Did you ever look at a big hospital and either wish you there or be glad that you aren’t?
No. I usually try not to see “grass is greener” anywhere else. I usually just try to be happy where I’m at. [laughs]
Communications in bigger facilities is so much more complicated for them. I am very happy that we have the communications that we have here and that we work so well together and work hard to get things done as a team. I think it’s a lot harder to do that in a larger facility. We see each other face to face so much more than anybody else would.
What opportunities and challenges do you see from an IT perspective of keeping up with reimbursement and regulatory changes?
To be honest with you, that is probably one of our biggest sticky points in a small facility. Larger facilities will have a HIPAA privacy officer. Well, I’m the HIPAA privacy officer. A larger facility will have a HIPAA security officer. Well, I’m also the HIPAA security officer. Having to know everything, know it well, and be very successful at it is very hard because so many roles get put under one person. Right when you think you’ve got it down and you could do it well, they change it again.
It does make it very complicated. Right now, I’m just cleaning up the Omnibus. Omnibus came out, changed out the privacy stuff, so I had to go and make sure we got all that taken care of. Every time they make a change, whether it’s technologically or patient privacy, it’s complicated for us because we have to know everything. One person has to know so much more and wear so many hats than a larger facility. It’s hard to keep up. It really is.
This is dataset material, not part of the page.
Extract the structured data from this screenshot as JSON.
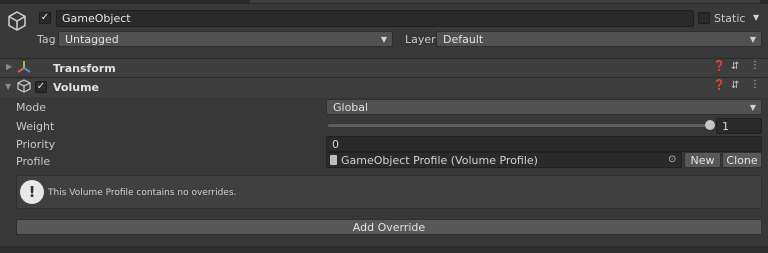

Do you think that economy of scale will lead more hospitals to acquire each other because they can’t go it alone?
The survival rate of the critical access hospitals is hard now. As we move more towards the future, it’s going to get harder. I don’t see it getting easier.
That is probably not typical of my perspective. I tried to look at everything from positive perspective, but no, it’s not getting any easier. The sequester makes it harder. Things like that just make it harder to survive as a small hospital. Even in Nebraska, governmentally they are looking at how to get rid of some of those critical access hospitals.
For a CIO who wants to do as you have in becoming a COO, what would surprise them most about what it’s like?
It makes being CIO a little bit easier except for the “more work” part. [laughs] You get a glance at the business goals and you can align the strategic plan so much easier. But that’s because I play dual roles, so I don’t know. That is kind of difficult.
For me, it was easier because I can see everybody else’s plans and I can coordinate with them and collaborate a lot better. I’m trying to think what the biggest surprise is. To be honest with you, CIOs are less just technology and more business structured anyway, so it was a fitting role to move into the COO position. I think CIOs have been moving away from just technology for some time. They have to understand the business strategy. They have to be a business person.
Most CIOs see it differently, but other people may see CIOs as just a technologically knowledge base. In reality, we are also a business knowledge base. It’s a good transition to go from CIO to COO.
Any final thoughts?
I should say a little bit about ICD-10. As small as we are, we only have a few coders, so the training is a little easier. But then again when ICD-10 does switch around, the bulk of the problems are going to come down on just a couple of people. If it all is smooth, great, but we have to have expectations for the worst. We don’t have that many people, so resources, when it comes down to going live, will be a little different for us.